Pero hay más, seis de cada diez venezolanos responsabilizan directamente a Nicolás Maduro de los graves problemas del país; igual cantidad de venezolanos piensan que existen razones para protestar contra el gobierno de Maduro; siete de cada diez venezolanos creen que la crisis que dio origen a las protestas y manifestaciones, continúa y se agrava con el pasar de los días. Para la mayoría del país, las medidas económicas del gobierno empeorarán la situación nacional; seis de cada diez venezolanos piensan que Maduro no está haciendo nada para mejorar su situación económica personal y familiar; más de la mitad de los venezolanos considera que el presidente es una persona que normalmente miente, con lo cual la confianza como mandatario se encuentra en el nivel más bajo desde su elección en abril del 2013.
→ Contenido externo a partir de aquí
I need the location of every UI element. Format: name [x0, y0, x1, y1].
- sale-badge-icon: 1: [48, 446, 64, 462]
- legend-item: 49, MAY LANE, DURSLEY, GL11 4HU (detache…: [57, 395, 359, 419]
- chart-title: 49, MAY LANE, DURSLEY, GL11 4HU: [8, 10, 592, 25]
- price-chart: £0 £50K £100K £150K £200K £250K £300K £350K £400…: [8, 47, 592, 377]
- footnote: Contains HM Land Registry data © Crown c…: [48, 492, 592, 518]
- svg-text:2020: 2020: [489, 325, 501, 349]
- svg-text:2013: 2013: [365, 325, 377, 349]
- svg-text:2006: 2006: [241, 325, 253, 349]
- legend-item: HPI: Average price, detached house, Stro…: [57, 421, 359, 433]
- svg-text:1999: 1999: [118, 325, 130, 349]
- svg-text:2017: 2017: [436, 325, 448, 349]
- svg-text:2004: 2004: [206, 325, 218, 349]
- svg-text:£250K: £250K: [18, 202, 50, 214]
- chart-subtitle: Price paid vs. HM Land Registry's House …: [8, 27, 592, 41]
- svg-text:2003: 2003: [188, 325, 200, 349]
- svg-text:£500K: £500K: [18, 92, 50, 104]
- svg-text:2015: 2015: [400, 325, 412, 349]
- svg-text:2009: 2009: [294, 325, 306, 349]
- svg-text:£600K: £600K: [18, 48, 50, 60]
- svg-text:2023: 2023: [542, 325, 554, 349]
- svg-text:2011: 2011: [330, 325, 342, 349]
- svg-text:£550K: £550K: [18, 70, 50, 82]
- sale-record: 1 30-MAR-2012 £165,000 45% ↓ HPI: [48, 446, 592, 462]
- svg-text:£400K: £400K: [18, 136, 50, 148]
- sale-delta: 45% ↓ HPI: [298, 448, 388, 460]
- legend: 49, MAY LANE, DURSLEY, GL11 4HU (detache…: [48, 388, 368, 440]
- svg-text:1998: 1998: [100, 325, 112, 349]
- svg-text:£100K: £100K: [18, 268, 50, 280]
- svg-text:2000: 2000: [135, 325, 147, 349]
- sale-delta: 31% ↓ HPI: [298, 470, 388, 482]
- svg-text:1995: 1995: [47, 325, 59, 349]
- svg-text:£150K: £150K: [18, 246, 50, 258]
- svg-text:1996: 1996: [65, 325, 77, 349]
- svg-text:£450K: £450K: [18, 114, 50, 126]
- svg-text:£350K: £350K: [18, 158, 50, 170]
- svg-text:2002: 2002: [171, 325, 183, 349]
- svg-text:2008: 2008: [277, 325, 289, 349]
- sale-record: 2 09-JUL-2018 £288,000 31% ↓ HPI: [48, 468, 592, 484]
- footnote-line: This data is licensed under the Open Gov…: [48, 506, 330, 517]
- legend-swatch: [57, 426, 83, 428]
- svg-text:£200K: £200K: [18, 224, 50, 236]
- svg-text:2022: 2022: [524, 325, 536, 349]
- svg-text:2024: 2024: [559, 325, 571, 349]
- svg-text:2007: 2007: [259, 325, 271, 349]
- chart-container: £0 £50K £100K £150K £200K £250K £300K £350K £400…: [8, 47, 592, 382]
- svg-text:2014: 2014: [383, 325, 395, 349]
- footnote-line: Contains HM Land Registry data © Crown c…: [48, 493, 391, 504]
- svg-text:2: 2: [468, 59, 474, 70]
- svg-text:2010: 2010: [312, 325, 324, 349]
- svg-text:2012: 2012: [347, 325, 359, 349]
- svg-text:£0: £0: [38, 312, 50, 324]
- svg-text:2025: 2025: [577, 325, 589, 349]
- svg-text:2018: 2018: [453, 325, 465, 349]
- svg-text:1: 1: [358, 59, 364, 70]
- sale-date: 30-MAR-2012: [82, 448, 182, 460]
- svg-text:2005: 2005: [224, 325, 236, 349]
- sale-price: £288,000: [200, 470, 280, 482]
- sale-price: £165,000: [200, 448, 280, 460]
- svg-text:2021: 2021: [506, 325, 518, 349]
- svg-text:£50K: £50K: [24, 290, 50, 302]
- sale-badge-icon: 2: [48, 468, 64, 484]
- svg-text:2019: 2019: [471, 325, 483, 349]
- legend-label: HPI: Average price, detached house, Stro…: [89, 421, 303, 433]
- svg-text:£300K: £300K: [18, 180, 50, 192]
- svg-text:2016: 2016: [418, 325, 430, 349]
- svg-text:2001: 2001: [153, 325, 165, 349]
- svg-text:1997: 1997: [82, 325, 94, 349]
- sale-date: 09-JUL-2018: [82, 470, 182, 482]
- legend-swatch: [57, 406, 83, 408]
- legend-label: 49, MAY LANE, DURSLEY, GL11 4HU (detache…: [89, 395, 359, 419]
Si la situación es tan mala y la mayoría coincide en culpar a Maduro de nuestros males como país, ¿por qué los venezolanos no podemos acariciar la esperanza de transitar por un sendero que nos devuelva el país que perdimos? ¿Qué está impidiendo que el pueblo reaccione frente a la peor crisis que ha vivido el país durante su etapa republicana?

El comportamiento del gobierno no sólo lo conocemos, sino que lo padecemos a diario. El régimen cree que es la mejor opción que nunca jamás ha tenido el pueblo venezolano. Y, la oposición ¿qué está haciendo para contribuir con la construcción del camino de la libertad y la prosperidad de nuestro país? ¿Qué debemos hacer como ciudadanos responsables para construir el cambio?

Ante todo, necesitamos convencernos que existe una opción mejor que la que representan los que destruyeron el país y el futuro de los venezolanos; necesitamos una oposición comprometida con los legítimos intereses del país y alejados de componendas personalistas y grupales; estamos requiriendo un discurso coherente y la defensa unánime de una propuesta de cambio que interprete las necesidades y expectativas de los sectores populares y la clase media; estamos en búsqueda de un liderazgo –que no sea mesiánico, personalista, ni mucho menos galáctico- que conquiste la voluntad y el afecto de las mayorías a través de una propuesta incluyente, de justicia social, moderna y efectivamente pluralista y democrática. Estamos exigiendo un liderazgo opositor que luche unido por la construcción de un país donde todos cabemos, y no que se enfrasque en peleas intrascendentes y mezquinas que resquebrajan su confianza y credibilidad. Necesitamos una oposición que antes que dialogar con el gobierno, promueva el diálogo franco y el entendimiento sincero entre los diferentes sectores que la integran. Nos hace falta una oposición inteligente y mente amplia que se case con los problemas del pueblo venezolano y que se constituya en su principal defensor, comprometiéndose en gobernar para la búsqueda de la felicidad de todos los venezolanos, sin las exclusiones perversas con las que este régimen ha gobernado por más de 15 años. Sólo así la mayoría de este pueblo volverá a acariciar la esperanza que sí es posible que vivamos mejor que ahora de la mano de líderes honestos, capaces y absolutamente al servicio de los intereses de la patria.